A Delaware bankruptcy judge has ruled in the SemCrude bankruptcy that the claims of Texas producers for unpaid revenues from oil sales are subordinate to the claims of SemCrude's bankers. As a result, the Texas producers (and perhaps their royalty owners) may lose up to $57 million.

SemCrude filed for protection under Chapter 11 of the Bankruptcy Code in July 2008. SemCrude was a large purchaser of crude oil in Texas and seven other states. At the time of the filing, the SemCrude entities owed their banks $2.55 billion. It also owed more than one thousand oil and gas producers millions of dollars for oil purchased but not paid for in June and July 2008, including $57 million owed to oil and gas producers in Texas.
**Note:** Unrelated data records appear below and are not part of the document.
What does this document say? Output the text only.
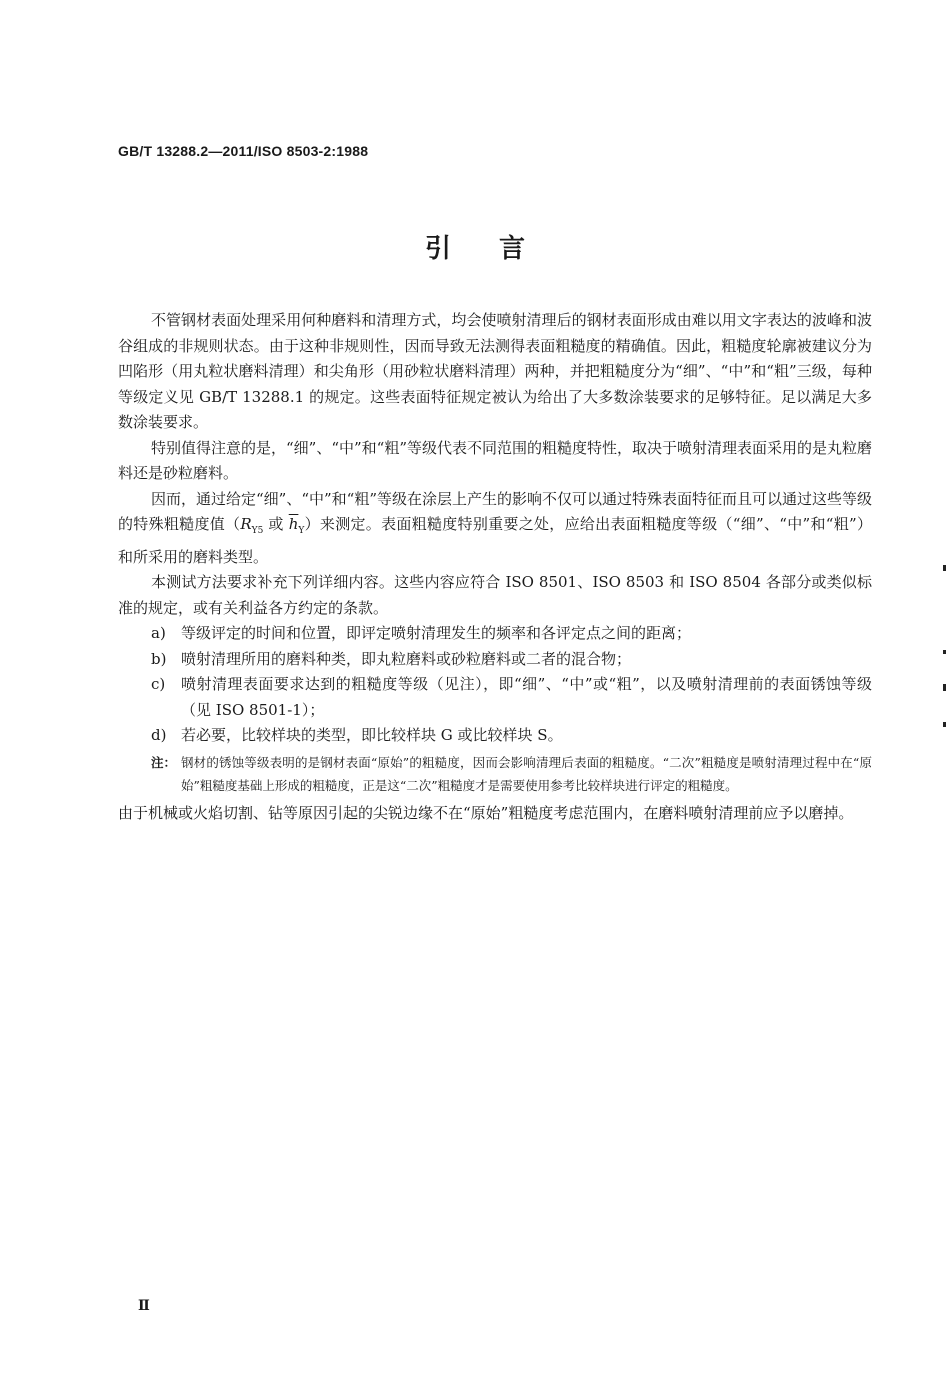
GB/T 13288.2—2011/ISO 8503-2:1988
引言

不管钢材表面处理采用何种磨料和清理方式，均会使喷射清理后的钢材表面形成由难以用文字表达的波峰和波谷组成的非规则状态。由于这种非规则性，因而导致无法测得表面粗糙度的精确值。因此，粗糙度轮廓被建议分为凹陷形（用丸粒状磨料清理）和尖角形（用砂粒状磨料清理）两种，并把粗糙度分为“细”、“中”和“粗”三级，每种等级定义见 GB/T 13288.1 的规定。这些表面特征规定被认为给出了大多数涂装要求的足够特征。足以满足大多数涂装要求。

特别值得注意的是，“细”、“中”和“粗”等级代表不同范围的粗糙度特性，取决于喷射清理表面采用的是丸粒磨料还是砂粒磨料。

因而，通过给定“细”、“中”和“粗”等级在涂层上产生的影响不仅可以通过特殊表面特征而且可以通过这些等级的特殊粗糙度值（$R_{Y5}$ 或 $\overline{h}_Y$）来测定。表面粗糙度特别重要之处，应给出表面粗糙度等级（“细”、“中”和“粗”）和所采用的磨料类型。

本测试方法要求补充下列详细内容。这些内容应符合 ISO 8501、ISO 8503 和 ISO 8504 各部分或类似标准的规定，或有关利益各方约定的条款。

a)	等级评定的时间和位置，即评定喷射清理发生的频率和各评定点之间的距离；
b) 喷射清理所用的磨料种类，即丸粒磨料或砂粒磨料或二者的混合物；
c)	喷射清理表面要求达到的粗糙度等级（见注），即“细”、“中”或“粗”，以及喷射清理前的表面锈蚀等级（见 ISO 8501-1）；
d) 若必要，比较样块的类型，即比较样块 G 或比较样块 S。
注： 钢材的锈蚀等级表明的是钢材表面“原始”的粗糙度，因而会影响清理后表面的粗糙度。“二次”粗糙度是喷射清理过程中在“原始”粗糙度基础上形成的粗糙度，正是这“二次”粗糙度才是需要使用参考比较样块进行评定的粗糙度。

由于机械或火焰切割、钻等原因引起的尖锐边缘不在“原始”粗糙度考虑范围内，在磨料喷射清理前应予以磨掉。

Ⅱ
The court in the SemCrude bankruptcy recently ruled that the claims of Texas Producers for the $57 million in unpaid proceeds of oil and gas sales are subordinate to the claims of SemCrude's Banks, who hold liens on all os SemCrude's assets, despite a Texas statute that grants the Texas Producers a lien on their production and all proceeds of sale to secure the purchaser's obligation to pay.

The arguments made in the dispute between the Banks and the Texas Producers are complicated because they involve the interpretation of Article 9 of the Uniform Commercial Code, a code that has been the bane of many law students' studies. The judge's ruling will be appealed and so is not the final word on the matter, but if the ruling stands it will adversely affect the rights of royalty owners in bankruptcy proceedings of oil and gas purchasers and producers, and could greatly reduce their rights to recover payments for their royalties.